Tom Spears , The Ottawa Citizen 13 Feb 08;
An eight-year study of ocean life shows a "chaotic" balance of nature, and Dutch scientists say this chaos makes it impossible to predict the rise and fall of wild species - anywhere, ever.
Ecologists and politicians often want computers to show how nature will react if we bulldoze a forest or change the global temperature, but the Baltic Sea study now argues this kind of modeling may not be worth much.
If so, it raises doubts about how we can ever preserve a healthy environment, except through good luck.
The small Baltic creatures such as plankton were isolated from the rest of the ocean and studied for eight years. Each member of the "food web," or network of who eats whom, took turns multiplying and becoming scarce, even though the scientists kept the outside conditions constant.
And they could never figure out a pattern that allowed real predictions of how any species would fare.
"Advanced mathematical techniques proved the indisputable presence of chaos in this food web," they conclude in the journal Nature," adding that "short-term prediction is possible, but long-term prediction is not."
Lead scientist Jef Huisman said it's like trying to forecast the long-term weather: all their forecasts broke down beyond a few weeks.
This is already causing a stir in some biology circles. At Duke University in North Carolina, Stuart Pimm called the work "an outstanding job" and said it raises the possibility that nature just can't be crammed into computer models.
But he adds: "In an important way it's even more interesting than that.
"One of the classic chaotic systems is the weather," he said. "We have computer models that do a good job of predicting the weather in the short term."
But the best supercomputers can't stretch that forecast beyond a week or 10 days, echoing the Baltic Sea models that failed.
"It's the way in which they fail that's interesting," Mr. Pimm says. "They fail spectacularly badly over longer and longer periods of time."
Beyond that short-term forecast, "you simply can't do better than treating it as a game of chance," he says. Past that short-term run of accuracy, the errors shoot up exponentially.
This, he says, is what the Baltic Sea experiment found - but in populations of sea creatures, not in the weather.

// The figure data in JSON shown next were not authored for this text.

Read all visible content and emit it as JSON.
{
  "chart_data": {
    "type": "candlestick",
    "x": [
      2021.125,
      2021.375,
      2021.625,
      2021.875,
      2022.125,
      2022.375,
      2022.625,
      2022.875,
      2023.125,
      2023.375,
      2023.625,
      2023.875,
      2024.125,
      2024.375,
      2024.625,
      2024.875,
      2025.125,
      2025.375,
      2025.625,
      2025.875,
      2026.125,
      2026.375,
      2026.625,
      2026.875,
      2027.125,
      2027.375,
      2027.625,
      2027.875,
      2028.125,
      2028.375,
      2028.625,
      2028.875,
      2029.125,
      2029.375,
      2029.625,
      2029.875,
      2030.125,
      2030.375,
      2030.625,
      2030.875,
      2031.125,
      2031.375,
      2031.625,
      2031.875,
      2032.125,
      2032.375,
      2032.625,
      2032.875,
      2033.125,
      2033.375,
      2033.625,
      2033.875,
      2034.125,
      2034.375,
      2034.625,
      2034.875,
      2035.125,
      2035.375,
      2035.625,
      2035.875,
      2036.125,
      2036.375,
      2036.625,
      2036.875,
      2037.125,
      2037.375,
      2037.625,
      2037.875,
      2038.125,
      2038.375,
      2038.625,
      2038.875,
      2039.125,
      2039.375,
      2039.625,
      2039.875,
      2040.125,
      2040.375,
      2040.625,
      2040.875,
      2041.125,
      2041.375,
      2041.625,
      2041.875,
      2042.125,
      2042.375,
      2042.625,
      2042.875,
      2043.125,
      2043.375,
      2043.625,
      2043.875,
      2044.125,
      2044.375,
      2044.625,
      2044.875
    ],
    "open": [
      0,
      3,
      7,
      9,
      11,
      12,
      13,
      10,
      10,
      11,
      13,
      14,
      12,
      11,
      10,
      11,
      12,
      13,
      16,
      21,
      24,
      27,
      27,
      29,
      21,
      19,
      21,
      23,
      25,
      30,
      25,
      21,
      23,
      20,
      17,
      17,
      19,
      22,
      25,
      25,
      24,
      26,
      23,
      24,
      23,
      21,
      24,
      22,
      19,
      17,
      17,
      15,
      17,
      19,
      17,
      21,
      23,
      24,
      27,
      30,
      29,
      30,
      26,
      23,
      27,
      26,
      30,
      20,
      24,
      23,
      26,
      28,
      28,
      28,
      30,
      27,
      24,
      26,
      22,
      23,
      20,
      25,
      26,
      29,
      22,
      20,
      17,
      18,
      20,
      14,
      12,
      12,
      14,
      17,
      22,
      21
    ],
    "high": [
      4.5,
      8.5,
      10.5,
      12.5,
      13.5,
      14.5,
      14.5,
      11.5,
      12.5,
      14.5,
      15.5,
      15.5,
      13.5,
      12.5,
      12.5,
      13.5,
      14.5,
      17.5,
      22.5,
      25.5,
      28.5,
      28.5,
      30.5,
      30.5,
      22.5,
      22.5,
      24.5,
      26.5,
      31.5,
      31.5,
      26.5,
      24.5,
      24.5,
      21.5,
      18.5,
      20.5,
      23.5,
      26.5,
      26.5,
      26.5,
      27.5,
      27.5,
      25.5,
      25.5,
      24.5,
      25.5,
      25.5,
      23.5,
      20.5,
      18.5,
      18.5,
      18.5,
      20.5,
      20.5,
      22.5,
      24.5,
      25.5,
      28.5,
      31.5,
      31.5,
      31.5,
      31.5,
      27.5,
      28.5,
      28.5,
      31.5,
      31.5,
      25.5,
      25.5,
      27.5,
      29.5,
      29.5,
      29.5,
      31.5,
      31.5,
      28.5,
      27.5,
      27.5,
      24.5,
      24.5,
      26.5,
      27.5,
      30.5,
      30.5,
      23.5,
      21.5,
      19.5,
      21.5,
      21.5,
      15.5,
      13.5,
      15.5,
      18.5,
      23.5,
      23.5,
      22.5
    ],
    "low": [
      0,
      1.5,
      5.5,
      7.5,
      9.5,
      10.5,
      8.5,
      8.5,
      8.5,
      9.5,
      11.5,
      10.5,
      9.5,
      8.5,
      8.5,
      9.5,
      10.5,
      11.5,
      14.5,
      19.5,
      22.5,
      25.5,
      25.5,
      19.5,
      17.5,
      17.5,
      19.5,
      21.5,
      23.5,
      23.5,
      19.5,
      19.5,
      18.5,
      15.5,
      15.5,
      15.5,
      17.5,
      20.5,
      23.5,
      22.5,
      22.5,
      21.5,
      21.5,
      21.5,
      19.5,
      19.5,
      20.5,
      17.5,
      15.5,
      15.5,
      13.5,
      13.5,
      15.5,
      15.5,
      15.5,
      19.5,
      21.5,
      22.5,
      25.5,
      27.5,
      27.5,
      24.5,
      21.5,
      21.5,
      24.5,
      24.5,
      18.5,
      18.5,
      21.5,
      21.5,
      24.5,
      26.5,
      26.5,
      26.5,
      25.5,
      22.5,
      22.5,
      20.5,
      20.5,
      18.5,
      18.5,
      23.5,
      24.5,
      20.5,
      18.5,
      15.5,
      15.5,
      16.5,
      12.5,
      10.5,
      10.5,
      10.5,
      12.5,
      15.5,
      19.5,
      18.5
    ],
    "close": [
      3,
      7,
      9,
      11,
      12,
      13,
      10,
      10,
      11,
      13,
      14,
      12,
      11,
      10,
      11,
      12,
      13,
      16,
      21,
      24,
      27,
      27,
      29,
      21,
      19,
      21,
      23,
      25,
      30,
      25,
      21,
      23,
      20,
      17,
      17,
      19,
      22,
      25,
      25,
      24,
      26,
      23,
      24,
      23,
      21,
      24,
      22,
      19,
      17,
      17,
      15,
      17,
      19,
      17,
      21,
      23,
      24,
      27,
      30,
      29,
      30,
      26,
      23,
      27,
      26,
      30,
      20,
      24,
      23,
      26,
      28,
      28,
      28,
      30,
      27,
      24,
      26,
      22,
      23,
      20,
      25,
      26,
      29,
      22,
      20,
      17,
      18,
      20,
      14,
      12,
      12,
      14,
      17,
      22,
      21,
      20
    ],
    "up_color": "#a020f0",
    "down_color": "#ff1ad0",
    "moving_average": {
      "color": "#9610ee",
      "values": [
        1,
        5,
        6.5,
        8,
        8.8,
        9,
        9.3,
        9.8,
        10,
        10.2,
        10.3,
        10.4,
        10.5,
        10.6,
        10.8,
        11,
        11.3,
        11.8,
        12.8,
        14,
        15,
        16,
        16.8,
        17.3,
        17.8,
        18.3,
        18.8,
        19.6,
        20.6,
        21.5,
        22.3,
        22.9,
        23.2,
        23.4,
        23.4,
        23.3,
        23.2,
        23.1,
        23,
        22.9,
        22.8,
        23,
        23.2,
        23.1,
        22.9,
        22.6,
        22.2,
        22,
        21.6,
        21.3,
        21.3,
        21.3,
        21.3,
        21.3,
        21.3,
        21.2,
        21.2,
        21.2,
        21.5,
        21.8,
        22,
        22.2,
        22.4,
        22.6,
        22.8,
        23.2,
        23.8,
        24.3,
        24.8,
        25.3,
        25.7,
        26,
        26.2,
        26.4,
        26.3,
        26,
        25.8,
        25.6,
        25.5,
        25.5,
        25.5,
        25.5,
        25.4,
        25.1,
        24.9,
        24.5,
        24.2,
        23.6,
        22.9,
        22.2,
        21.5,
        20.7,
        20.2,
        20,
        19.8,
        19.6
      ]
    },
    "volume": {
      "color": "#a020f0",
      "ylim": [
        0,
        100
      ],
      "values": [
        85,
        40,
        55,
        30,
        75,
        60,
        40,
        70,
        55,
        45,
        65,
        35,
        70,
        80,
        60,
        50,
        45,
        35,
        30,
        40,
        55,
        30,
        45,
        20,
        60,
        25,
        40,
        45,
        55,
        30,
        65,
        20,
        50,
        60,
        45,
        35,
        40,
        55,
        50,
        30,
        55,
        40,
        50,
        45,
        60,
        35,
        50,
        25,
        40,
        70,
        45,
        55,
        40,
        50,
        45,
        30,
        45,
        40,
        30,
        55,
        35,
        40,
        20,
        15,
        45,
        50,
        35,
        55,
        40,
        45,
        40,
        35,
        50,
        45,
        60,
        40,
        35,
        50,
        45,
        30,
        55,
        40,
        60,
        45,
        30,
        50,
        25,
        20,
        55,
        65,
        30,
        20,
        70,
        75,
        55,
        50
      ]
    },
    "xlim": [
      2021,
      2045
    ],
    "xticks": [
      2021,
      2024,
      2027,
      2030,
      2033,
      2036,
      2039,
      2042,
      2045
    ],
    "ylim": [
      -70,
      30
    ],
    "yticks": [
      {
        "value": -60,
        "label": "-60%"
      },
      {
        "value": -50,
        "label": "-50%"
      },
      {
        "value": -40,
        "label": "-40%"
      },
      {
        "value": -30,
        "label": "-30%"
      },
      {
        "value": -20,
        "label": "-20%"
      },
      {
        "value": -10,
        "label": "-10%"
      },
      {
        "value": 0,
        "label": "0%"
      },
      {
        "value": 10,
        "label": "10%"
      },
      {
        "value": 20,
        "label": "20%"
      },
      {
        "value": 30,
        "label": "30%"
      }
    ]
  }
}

"The mark of chaotic systems is not that they're unpredictable (i.e. all the time). It's that in the short term you can predict them really well, but the system deviates from your prediction and deviates ... exponentially. So you start out with a tiny error, and the next day that error doubles, and then doubles again and doubles again so eventually you've got no prediction whatsoever. And that fingerprint of chaos is at the heart of this (Baltic Sea) paper.
"They're not saying, 'Aw, it's really hard to predict plankton systems.' They're finding that after the short-term intervals ... the differences will blow up exponentially."
The question now is whether this chaos will show up in populations of all wildlife from giraffes to bald eagles to crocodiles.
"That's the big question," Mr. Pimm says. "We just don't know," but this research is step one in finding out. "It alerts us to the notion that there may be a lot more stuff like this out there."